Am Dienstag gab das Unternehmen in einer Pressemitteilung bekannt, dass es eine "gute Auslastung und wichtige Zukunftsprojekte" gebe. Dennoch, so heißt es von Stadler-CEO Jure Mikolčić, stehe der Konzern wirtschaftlich unter Druck. "Denn nach wie vor leiden wir unter den gravierenden Folgen des Zusammenbruchs der Lieferketten infolge der Pandemie, dem Angriffskrieg Russlands auf die Ukraine und den daraus resultierenden Preissteigerungen für Energie und Rohmaterial."
Die Inflation habe zu höheren Gehältern geführt. Trotz einer gut ausgelasteten Produktion sei es zu einer ungünstigen Verkettung verschiedener Faktoren gekommen, die "die wirtschaftliche Lage noch verschärft" hätten. Die Konzernführung hat deshalb ein umfassendes "Effizienz- und Sparprogramm" angekündigt.
IG Metall sieht Gesprächsbedarf
Bevor es um eventuelle Sparmaßnahmen gehe, möchte Jan Otto von der Gewerkschaft IG Metall zunächst andere Gespräche mit Stadler führen. "Wenn wir reden, dann reden wir erstmal über Standort- und Beschäftigungssicherung. Dass dieser Standort auch in 10 Jahren noch in Berlin ist", heißt es in einer Pressemitteilung der IG-Metall.
Bei Stadler hätten die Beschäftigten immer wieder auf Gehalt und eine Reduzierung der Arbeitszeit verzichtet, um das Unternehmen zu stärken, betont die IG-Metall in dem Schreiben. "Die längst fällige Angleichung an den Flächentarifvertrag in der Metall- und Elektroindustrie bei den Entgeltprozenten und der Arbeitszeit wurde immer wieder verschoben. Jetzt mit Teilstandortschließung zu drohen, ist nicht fair", so Jan Otto.
Verunsicherung in der Belegschaft
Roy Kleber arbeitet seit 15 Jahren bei Stadler. Er befürchtet erhebliche finanzielle Kürzungen. "Die werden uns das Urlaubsgeld wegnehmen und die werden uns das Weihnachtsgeld wegnehmen. Mein Lohn basiert auf Leistungszulagen und da wollen sie auch drangehen. Das geht nicht." Bislang sind das aber nur Vermutungen. Er möchte den Betrieb aber nicht verlassen, denn er sei der Firma dennoch verbunden.

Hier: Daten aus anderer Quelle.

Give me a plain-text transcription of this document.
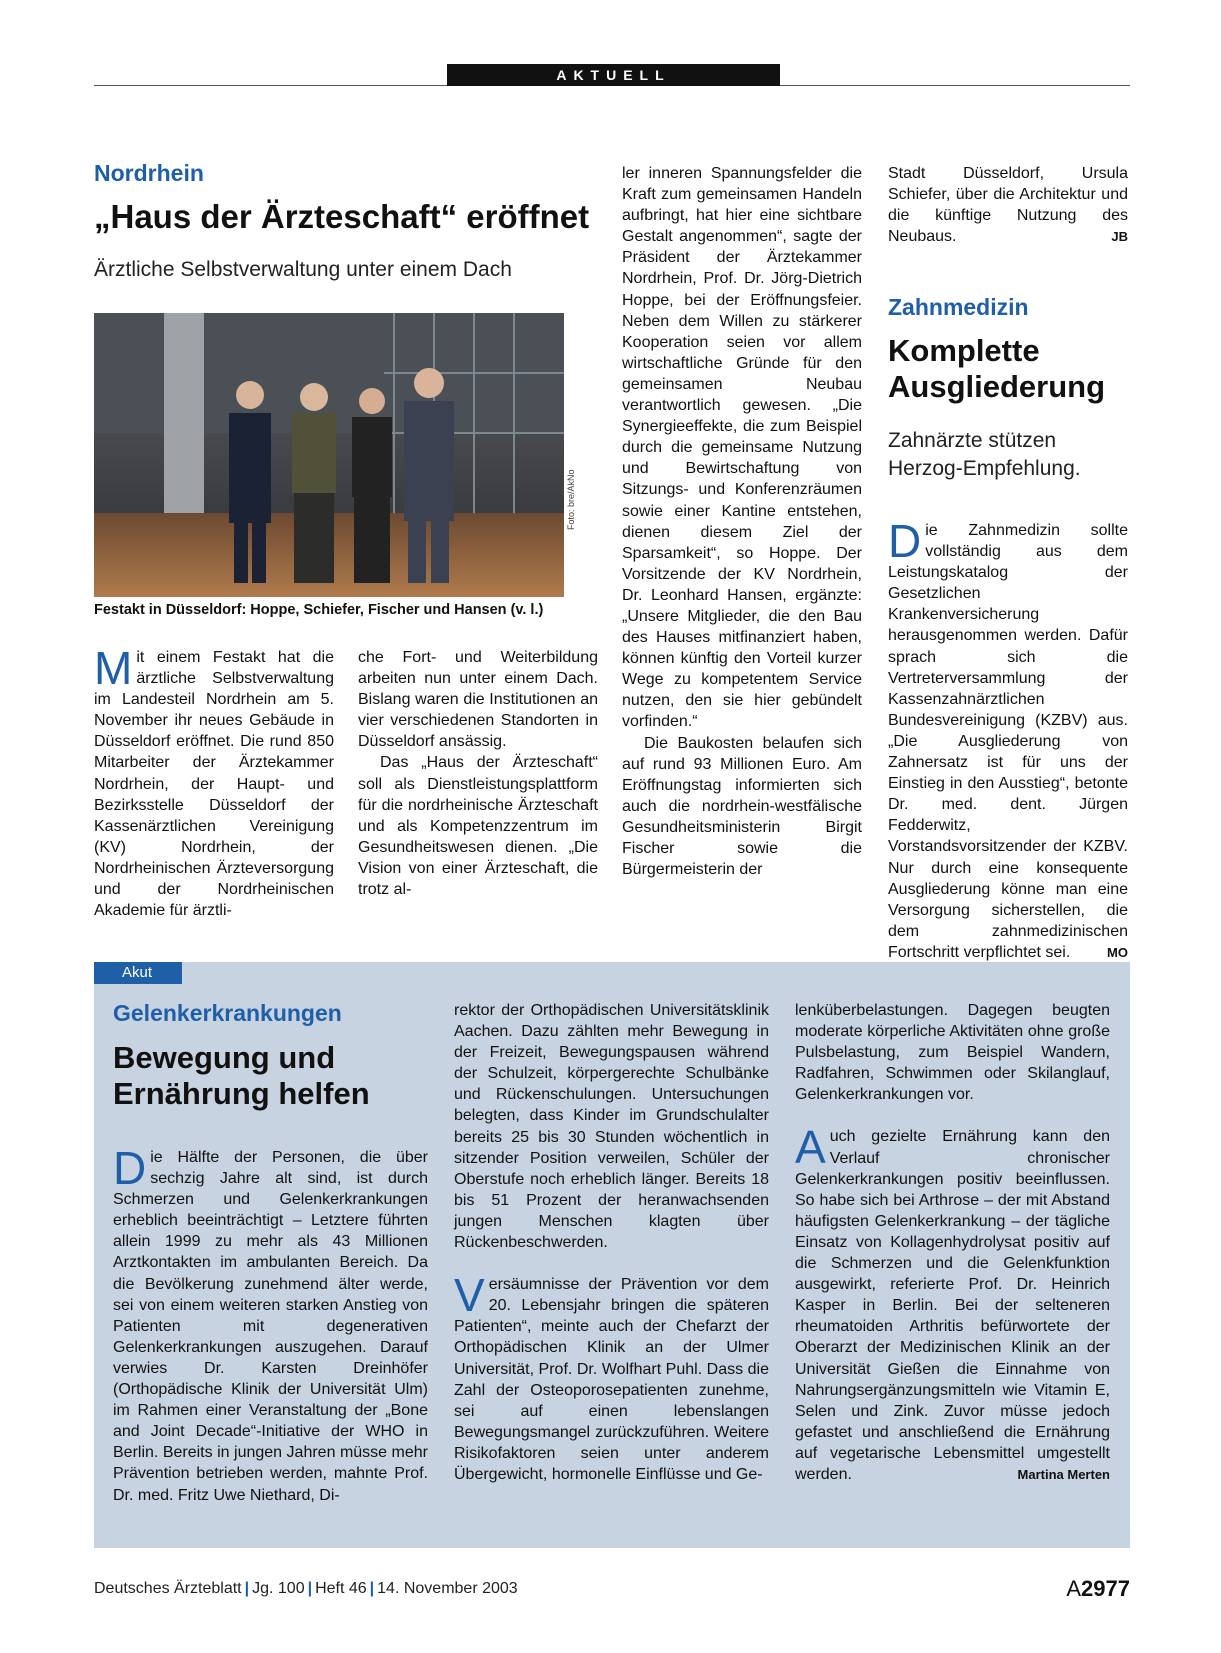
AKTUELL
Nordrhein
„Haus der Ärzteschaft“ eröffnet
Ärztliche Selbstverwaltung unter einem Dach
Foto: bre/AkNo
Festakt in Düsseldorf: Hoppe, Schiefer, Fischer und Hansen (v. l.)

Mit einem Festakt hat die ärztliche Selbstverwaltung im Landesteil Nordrhein am 5. November ihr neues Gebäude in Düsseldorf eröffnet. Die rund 850 Mitarbeiter der Ärztekammer Nordrhein, der Haupt- und Bezirksstelle Düsseldorf der Kassenärztlichen Vereinigung (KV) Nordrhein, der Nordrheinischen Ärzteversorgung und der Nordrheinischen Akademie für ärztli-

che Fort- und Weiterbildung arbeiten nun unter einem Dach. Bislang waren die Institutionen an vier verschiedenen Standorten in Düsseldorf ansässig.

Das „Haus der Ärzteschaft“ soll als Dienstleistungsplattform für die nordrheinische Ärzteschaft und als Kompetenzzentrum im Gesundheitswesen dienen. „Die Vision von einer Ärzteschaft, die trotz al-

ler inneren Spannungsfelder die Kraft zum gemeinsamen Handeln aufbringt, hat hier eine sichtbare Gestalt angenommen“, sagte der Präsident der Ärztekammer Nordrhein, Prof. Dr. Jörg-Dietrich Hoppe, bei der Eröffnungsfeier. Neben dem Willen zu stärkerer Kooperation seien vor allem wirtschaftliche Gründe für den gemeinsamen Neubau verantwortlich gewesen. „Die Synergieeffekte, die zum Beispiel durch die gemeinsame Nutzung und Bewirtschaftung von Sitzungs- und Konferenzräumen sowie einer Kantine entstehen, dienen diesem Ziel der Sparsamkeit“, so Hoppe. Der Vorsitzende der KV Nordrhein, Dr. Leonhard Hansen, ergänzte: „Unsere Mitglieder, die den Bau des Hauses mitfinanziert haben, können künftig den Vorteil kurzer Wege zu kompetentem Service nutzen, den sie hier gebündelt vorfinden.“

Die Baukosten belaufen sich auf rund 93 Millionen Euro. Am Eröffnungstag informierten sich auch die nordrhein-westfälische Gesundheitsministerin Birgit Fischer sowie die Bürgermeisterin der

Stadt Düsseldorf, Ursula Schiefer, über die Architektur und die künftige Nutzung des Neubaus.	JB

Zahnmedizin
Komplette
Ausgliederung
Zahnärzte stützen
Herzog-Empfehlung.

Die Zahnmedizin sollte vollständig aus dem Leistungskatalog der Gesetzlichen Krankenversicherung herausgenommen werden. Dafür sprach sich die Vertreterversammlung der Kassenzahnärztlichen Bundesvereinigung (KZBV) aus. „Die Ausgliederung von Zahnersatz ist für uns der Einstieg in den Ausstieg“, betonte Dr. med. dent. Jürgen Fedderwitz, Vorstandsvorsitzender der KZBV. Nur durch eine konsequente Ausgliederung könne man eine Versorgung sicherstellen, die dem zahnmedizinischen Fortschritt verpflichtet sei.	MO

Akut
Gelenkerkrankungen
Bewegung und
Ernährung helfen

Die Hälfte der Personen, die über sechzig Jahre alt sind, ist durch Schmerzen und Gelenkerkrankungen erheblich beeinträchtigt – Letztere führten allein 1999 zu mehr als 43 Millionen Arztkontakten im ambulanten Bereich. Da die Bevölkerung zunehmend älter werde, sei von einem weiteren starken Anstieg von Patienten mit degenerativen Gelenkerkrankungen auszugehen. Darauf verwies Dr. Karsten Dreinhöfer (Orthopädische Klinik der Universität Ulm) im Rahmen einer Veranstaltung der „Bone and Joint Decade“-Initiative der WHO in Berlin. Bereits in jungen Jahren müsse mehr Prävention betrieben werden, mahnte Prof. Dr. med. Fritz Uwe Niethard, Di-

rektor der Orthopädischen Universitätsklinik Aachen. Dazu zählten mehr Bewegung in der Freizeit, Bewegungspausen während der Schulzeit, körpergerechte Schulbänke und Rückenschulungen. Untersuchungen belegten, dass Kinder im Grundschulalter bereits 25 bis 30 Stunden wöchentlich in sitzender Position verweilen, Schüler der Oberstufe noch erheblich länger. Bereits 18 bis 51 Prozent der heranwachsenden jungen Menschen klagten über Rückenbeschwerden.

Versäumnisse der Prävention vor dem 20. Lebensjahr bringen die späteren Patienten“, meinte auch der Chefarzt der Orthopädischen Klinik an der Ulmer Universität, Prof. Dr. Wolfhart Puhl. Dass die Zahl der Osteoporosepatienten zunehme, sei auf einen lebenslangen Bewegungsmangel zurückzuführen. Weitere Risikofaktoren seien unter anderem Übergewicht, hormonelle Einflüsse und Ge-

lenküberbelastungen. Dagegen beugten moderate körperliche Aktivitäten ohne große Pulsbelastung, zum Beispiel Wandern, Radfahren, Schwimmen oder Skilanglauf, Gelenkerkrankungen vor.

Auch gezielte Ernährung kann den Verlauf chronischer Gelenkerkrankungen positiv beeinflussen. So habe sich bei Arthrose – der mit Abstand häufigsten Gelenkerkrankung – der tägliche Einsatz von Kollagenhydrolysat positiv auf die Schmerzen und die Gelenkfunktion ausgewirkt, referierte Prof. Dr. Heinrich Kasper in Berlin. Bei der selteneren rheumatoiden Arthritis befürwortete der Oberarzt der Medizinischen Klinik an der Universität Gießen die Einnahme von Nahrungsergänzungsmitteln wie Vitamin E, Selen und Zink. Zuvor müsse jedoch gefastet und anschließend die Ernährung auf vegetarische Lebensmittel umgestellt werden.	Martina Merten

Deutsches Ärzteblatt | Jg. 100 | Heft 46 | 14. November 2003	A2977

Auch für Dirk Lamb, ebenfalls Mitarbeiter des Unternehmens, sei die Ankündigung des Sparkurses emotional gewesen, berichtet er. "Meine große Angst ist es, dass die ganzen fähigen Leute jetzt gehen." Dann sei Stadler noch geschwächter, als ohnehin schon, sagt er. "Meine große Hoffnung ist, dass es weitergeht."
Gespräche am Freitag
Wie genau dieser Arbeitnehmeranteil aussehen wird, sei Teil der Verhandlungen mit der IG Metall, sagt Unternehmenssprecherin Julia Bülow. Am Freitag sollen die Gespräche zwischen Stadler und der IG Metall stattfinden.
Für Jan Otto von der Gewerkschaft ist das ein entscheidender Tag: "Er hat Zeit bis Freitagfrüh, die entscheidenden Themen vom Tisch zu nehmen. Dann werden wir weitersprechen und sehen, wo wir am Ende landen. Klar ist: Stadler in Berlin muss eine Zukunft haben. Wir wollen eine Standortgarantie und wir wollen eine Beschäftigungssicherung!" Von Zukunft spricht auch Julia Bülow: "Unser Ziel ist es, hier weiterhin zukunftssichere Arbeitsplätze zu haben."
Senat rechnet weiterhin mit Lieferung von Wagen für neue Bahnen
Das Land Berlin, das noch auf zahlreiche bestellte Wagons von Stadler für neue S- und U-Bahnen wartet, ist unterdessen optimistisch, dass diese auch ausgeliefert werden. Zumindest äußerte sich Berlins Verkehrssenatorin Ute Bonde (CDU) am Mittwochabend entsprechend in der rbb24 Abendschau.
Insgesamt warte man noch auf die schrittweise Auslieferung von 1.500 Wagen für S- und U-Bahnen. "Im März sollen nochmal Wagen geliefert werden, die zur Ausbildung dienen, und nach dem Sommer wird dann der Regelbetrieb aufgenommen", sagte Bonde. Über die Berliner Verkehrsbetriebe (BVG) stehe der Senat in Kontakt mit Stadler. Die Lieferungen seien zugesagt worden und befänden sich bereits im Bau, so Bonde.
Sendung: rbb24 Abendschau, 26.02.2025, 19:30 Uhr.